Dobrze nam się żyje z mamą, dała nam cały pokój!

Chcesz dalej mieszkać ze swoją starą mamą?

Jak mógłbym ją zostawić? Mama nie zgodzi się, żeby wnuczka się wyprowadziła. Myśli, że będziesz pić jak moja była żona! A co, jeśli uzna, że wykorzystałem ją tylko jako schronienie, dopóki nie znalazłem nowego mieszkania?

Ale czy można tak długo mieszkać z matką? Nie zamierzam ci zabraniać jej odwiedzać ani pomagać, ale niedługo skończysz czterdzieści lat, a co, jeśli zajdę w ciążę, jak wychowamy nasze dziecko?

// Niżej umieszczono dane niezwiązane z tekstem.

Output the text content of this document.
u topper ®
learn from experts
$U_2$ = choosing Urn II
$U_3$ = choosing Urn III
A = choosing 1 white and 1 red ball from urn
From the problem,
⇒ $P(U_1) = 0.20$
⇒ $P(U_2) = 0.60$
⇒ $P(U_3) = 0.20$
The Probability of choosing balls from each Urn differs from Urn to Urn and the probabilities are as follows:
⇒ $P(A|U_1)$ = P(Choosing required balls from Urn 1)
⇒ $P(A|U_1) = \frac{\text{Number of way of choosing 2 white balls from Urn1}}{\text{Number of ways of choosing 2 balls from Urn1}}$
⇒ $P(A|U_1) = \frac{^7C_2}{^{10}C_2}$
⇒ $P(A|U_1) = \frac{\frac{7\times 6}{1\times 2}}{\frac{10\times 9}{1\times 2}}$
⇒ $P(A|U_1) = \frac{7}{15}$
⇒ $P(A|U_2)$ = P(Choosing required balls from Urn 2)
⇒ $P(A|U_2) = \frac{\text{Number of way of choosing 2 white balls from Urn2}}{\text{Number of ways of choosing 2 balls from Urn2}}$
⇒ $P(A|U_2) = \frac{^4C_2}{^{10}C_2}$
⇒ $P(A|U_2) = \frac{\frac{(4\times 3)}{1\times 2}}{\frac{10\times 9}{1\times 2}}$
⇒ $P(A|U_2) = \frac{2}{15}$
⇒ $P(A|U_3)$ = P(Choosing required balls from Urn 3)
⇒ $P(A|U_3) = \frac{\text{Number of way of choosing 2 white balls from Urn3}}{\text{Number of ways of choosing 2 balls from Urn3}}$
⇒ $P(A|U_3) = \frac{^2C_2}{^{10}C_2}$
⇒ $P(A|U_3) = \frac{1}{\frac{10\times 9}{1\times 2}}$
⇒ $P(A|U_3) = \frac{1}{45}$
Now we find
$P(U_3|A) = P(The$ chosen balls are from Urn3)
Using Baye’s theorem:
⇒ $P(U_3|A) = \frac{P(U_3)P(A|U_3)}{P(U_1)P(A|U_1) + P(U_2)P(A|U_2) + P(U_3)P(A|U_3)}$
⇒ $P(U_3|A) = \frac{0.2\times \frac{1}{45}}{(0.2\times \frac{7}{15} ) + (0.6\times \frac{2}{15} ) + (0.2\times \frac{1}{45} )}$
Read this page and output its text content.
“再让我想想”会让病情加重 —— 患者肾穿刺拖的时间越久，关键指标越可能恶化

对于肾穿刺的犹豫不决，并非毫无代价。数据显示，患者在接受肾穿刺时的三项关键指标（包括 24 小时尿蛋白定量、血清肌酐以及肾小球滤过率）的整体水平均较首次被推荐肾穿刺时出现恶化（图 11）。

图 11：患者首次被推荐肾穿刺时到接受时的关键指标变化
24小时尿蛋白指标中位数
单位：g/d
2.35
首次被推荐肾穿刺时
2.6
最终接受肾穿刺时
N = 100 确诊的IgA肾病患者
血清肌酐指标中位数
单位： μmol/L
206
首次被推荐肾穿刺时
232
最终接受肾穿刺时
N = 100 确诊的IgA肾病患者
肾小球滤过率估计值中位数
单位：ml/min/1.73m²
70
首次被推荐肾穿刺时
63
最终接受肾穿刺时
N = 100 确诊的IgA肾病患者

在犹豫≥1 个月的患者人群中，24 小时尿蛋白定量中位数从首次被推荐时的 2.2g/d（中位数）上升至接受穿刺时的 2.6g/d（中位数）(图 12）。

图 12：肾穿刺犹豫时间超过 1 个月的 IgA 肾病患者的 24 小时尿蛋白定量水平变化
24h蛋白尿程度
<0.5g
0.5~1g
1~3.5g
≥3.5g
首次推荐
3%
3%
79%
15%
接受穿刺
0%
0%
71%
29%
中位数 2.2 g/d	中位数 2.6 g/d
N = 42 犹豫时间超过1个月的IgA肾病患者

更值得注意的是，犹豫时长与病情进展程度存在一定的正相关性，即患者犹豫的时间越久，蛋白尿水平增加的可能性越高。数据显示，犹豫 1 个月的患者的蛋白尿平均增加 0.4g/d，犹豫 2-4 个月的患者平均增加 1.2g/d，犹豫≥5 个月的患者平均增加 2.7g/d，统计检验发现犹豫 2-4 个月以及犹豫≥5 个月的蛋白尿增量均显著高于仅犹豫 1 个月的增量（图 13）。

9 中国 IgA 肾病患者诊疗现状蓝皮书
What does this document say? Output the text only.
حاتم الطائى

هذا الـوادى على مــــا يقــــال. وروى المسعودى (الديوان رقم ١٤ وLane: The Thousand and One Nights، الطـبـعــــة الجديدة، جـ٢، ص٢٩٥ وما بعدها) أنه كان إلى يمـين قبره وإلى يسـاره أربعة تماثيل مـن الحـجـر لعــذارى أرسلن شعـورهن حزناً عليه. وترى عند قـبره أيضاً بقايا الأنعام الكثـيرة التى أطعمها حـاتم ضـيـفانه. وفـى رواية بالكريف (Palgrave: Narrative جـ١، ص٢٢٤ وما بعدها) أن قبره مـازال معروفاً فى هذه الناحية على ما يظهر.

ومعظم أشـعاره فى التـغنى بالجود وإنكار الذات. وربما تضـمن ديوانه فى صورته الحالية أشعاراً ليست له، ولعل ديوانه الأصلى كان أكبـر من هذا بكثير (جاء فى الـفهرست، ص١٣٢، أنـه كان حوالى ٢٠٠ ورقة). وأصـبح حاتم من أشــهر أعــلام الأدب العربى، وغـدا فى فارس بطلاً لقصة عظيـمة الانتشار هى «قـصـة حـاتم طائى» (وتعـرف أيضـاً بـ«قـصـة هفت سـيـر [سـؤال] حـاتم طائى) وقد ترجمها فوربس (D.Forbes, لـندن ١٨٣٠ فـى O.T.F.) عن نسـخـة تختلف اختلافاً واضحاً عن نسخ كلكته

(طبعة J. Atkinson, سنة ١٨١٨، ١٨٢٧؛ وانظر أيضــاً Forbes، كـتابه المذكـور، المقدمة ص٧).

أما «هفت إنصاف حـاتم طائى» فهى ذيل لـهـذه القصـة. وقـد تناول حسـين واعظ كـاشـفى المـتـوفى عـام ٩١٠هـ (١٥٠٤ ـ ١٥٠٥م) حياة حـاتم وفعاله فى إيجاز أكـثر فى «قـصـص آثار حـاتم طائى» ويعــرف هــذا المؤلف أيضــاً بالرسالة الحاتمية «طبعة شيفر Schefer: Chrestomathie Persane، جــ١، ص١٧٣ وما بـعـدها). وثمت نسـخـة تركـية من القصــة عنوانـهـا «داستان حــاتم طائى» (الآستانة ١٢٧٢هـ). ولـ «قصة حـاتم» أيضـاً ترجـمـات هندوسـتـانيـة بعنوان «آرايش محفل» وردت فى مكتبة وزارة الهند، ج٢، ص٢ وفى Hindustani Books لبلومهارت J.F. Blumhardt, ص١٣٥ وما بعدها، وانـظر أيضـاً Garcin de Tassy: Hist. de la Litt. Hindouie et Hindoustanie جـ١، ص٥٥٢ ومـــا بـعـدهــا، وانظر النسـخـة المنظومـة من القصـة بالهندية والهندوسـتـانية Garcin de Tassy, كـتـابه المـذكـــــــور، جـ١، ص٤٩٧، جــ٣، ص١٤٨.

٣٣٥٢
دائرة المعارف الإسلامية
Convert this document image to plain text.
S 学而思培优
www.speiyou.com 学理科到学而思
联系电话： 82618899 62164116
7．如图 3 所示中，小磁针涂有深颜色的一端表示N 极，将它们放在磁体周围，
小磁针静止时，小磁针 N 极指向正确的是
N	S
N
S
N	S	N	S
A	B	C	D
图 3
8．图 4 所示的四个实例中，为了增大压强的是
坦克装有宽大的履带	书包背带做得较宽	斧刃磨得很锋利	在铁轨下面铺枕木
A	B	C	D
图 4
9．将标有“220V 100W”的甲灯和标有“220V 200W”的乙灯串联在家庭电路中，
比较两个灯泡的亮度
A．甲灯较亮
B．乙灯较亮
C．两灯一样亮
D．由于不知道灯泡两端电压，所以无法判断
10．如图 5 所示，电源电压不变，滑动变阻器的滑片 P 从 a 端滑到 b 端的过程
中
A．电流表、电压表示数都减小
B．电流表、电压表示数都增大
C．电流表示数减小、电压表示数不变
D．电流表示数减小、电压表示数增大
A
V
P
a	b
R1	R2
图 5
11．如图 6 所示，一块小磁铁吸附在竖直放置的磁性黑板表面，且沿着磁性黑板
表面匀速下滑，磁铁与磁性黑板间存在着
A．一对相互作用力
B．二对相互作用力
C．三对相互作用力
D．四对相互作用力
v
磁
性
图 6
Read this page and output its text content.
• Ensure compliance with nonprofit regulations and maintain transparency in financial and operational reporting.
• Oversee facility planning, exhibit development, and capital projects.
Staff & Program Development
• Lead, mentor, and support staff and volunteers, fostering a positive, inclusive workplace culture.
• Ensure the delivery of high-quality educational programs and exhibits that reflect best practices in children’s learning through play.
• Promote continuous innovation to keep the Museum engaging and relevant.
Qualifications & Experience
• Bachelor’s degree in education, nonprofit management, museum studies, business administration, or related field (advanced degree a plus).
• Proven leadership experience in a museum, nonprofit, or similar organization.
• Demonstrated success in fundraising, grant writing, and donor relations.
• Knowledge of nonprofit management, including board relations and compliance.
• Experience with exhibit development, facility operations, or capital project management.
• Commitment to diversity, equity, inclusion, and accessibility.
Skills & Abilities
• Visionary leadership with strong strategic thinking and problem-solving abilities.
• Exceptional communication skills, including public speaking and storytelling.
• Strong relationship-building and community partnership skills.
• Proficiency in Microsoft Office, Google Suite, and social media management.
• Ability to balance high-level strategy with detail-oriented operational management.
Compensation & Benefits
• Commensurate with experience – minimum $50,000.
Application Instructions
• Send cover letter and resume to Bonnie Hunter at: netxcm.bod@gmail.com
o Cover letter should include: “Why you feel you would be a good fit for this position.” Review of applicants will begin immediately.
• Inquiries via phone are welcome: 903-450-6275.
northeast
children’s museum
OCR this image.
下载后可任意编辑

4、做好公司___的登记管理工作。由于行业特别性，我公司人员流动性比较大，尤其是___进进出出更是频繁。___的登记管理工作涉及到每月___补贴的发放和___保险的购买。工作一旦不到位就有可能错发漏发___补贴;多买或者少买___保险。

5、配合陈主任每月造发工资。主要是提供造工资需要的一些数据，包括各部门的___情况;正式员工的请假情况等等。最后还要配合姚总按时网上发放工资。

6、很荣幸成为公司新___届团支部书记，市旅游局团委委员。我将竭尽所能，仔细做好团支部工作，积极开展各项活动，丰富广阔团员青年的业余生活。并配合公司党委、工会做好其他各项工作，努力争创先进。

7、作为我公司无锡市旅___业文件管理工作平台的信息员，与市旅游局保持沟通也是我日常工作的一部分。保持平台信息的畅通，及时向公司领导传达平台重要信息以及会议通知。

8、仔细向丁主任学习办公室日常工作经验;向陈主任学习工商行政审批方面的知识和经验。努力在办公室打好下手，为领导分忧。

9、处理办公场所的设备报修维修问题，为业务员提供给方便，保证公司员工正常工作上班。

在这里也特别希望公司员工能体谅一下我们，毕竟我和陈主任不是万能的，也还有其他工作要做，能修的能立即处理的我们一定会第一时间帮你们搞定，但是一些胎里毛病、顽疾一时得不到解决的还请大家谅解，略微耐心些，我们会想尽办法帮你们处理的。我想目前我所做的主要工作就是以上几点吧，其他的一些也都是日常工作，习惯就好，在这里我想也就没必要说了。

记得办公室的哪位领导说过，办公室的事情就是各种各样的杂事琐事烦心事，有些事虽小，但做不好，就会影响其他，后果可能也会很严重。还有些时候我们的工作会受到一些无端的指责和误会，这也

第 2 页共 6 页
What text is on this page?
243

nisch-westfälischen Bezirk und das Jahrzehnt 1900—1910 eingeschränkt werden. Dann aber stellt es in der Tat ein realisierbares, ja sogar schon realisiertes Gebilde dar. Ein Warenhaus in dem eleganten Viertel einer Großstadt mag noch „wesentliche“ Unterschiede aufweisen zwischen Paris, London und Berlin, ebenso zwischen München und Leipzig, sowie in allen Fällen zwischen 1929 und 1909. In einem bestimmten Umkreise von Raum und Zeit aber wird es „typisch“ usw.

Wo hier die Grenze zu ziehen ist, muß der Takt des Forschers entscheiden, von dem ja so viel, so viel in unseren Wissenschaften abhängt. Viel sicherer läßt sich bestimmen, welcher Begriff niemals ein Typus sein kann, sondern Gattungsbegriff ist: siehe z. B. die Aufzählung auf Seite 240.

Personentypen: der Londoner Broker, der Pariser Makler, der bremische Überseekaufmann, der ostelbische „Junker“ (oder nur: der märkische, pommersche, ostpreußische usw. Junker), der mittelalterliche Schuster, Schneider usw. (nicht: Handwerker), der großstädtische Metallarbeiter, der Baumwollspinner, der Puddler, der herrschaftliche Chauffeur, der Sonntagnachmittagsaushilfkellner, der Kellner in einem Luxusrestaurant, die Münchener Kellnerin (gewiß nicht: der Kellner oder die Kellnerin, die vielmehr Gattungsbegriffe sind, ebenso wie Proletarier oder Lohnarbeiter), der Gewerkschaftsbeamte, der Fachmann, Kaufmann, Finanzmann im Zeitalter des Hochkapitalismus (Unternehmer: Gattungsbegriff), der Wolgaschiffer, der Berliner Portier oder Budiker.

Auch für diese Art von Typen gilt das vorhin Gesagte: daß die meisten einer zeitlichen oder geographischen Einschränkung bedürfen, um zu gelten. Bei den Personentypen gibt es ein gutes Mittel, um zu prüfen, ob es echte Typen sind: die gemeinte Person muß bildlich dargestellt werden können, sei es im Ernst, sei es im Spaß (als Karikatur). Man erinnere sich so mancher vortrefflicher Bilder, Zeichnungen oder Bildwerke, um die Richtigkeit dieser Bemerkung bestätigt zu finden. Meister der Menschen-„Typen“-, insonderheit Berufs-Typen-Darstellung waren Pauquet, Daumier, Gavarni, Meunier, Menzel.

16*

Myślałem, że zrozumiesz mnie od początku, widocznie niepotrzebnie się oświadczyłem… Poza tym, jakie dzieci? Masz już ponad trzydzieści lat! Najpierw muszę wychować swoją córkę!

Prawie wywołaliśmy skandal przed urzędem stanu cywilnego. W końcu zdecydowaliśmy się wycofać nasze dokumenty dwadzieścia minut po ich złożeniu… Ostatecznie odebrałam dokumenty sama, bo z takim mężem nie zamierzałam żyć. Może wydawałam się głupia, ale przynajmniej później nie musiałam się męczyć!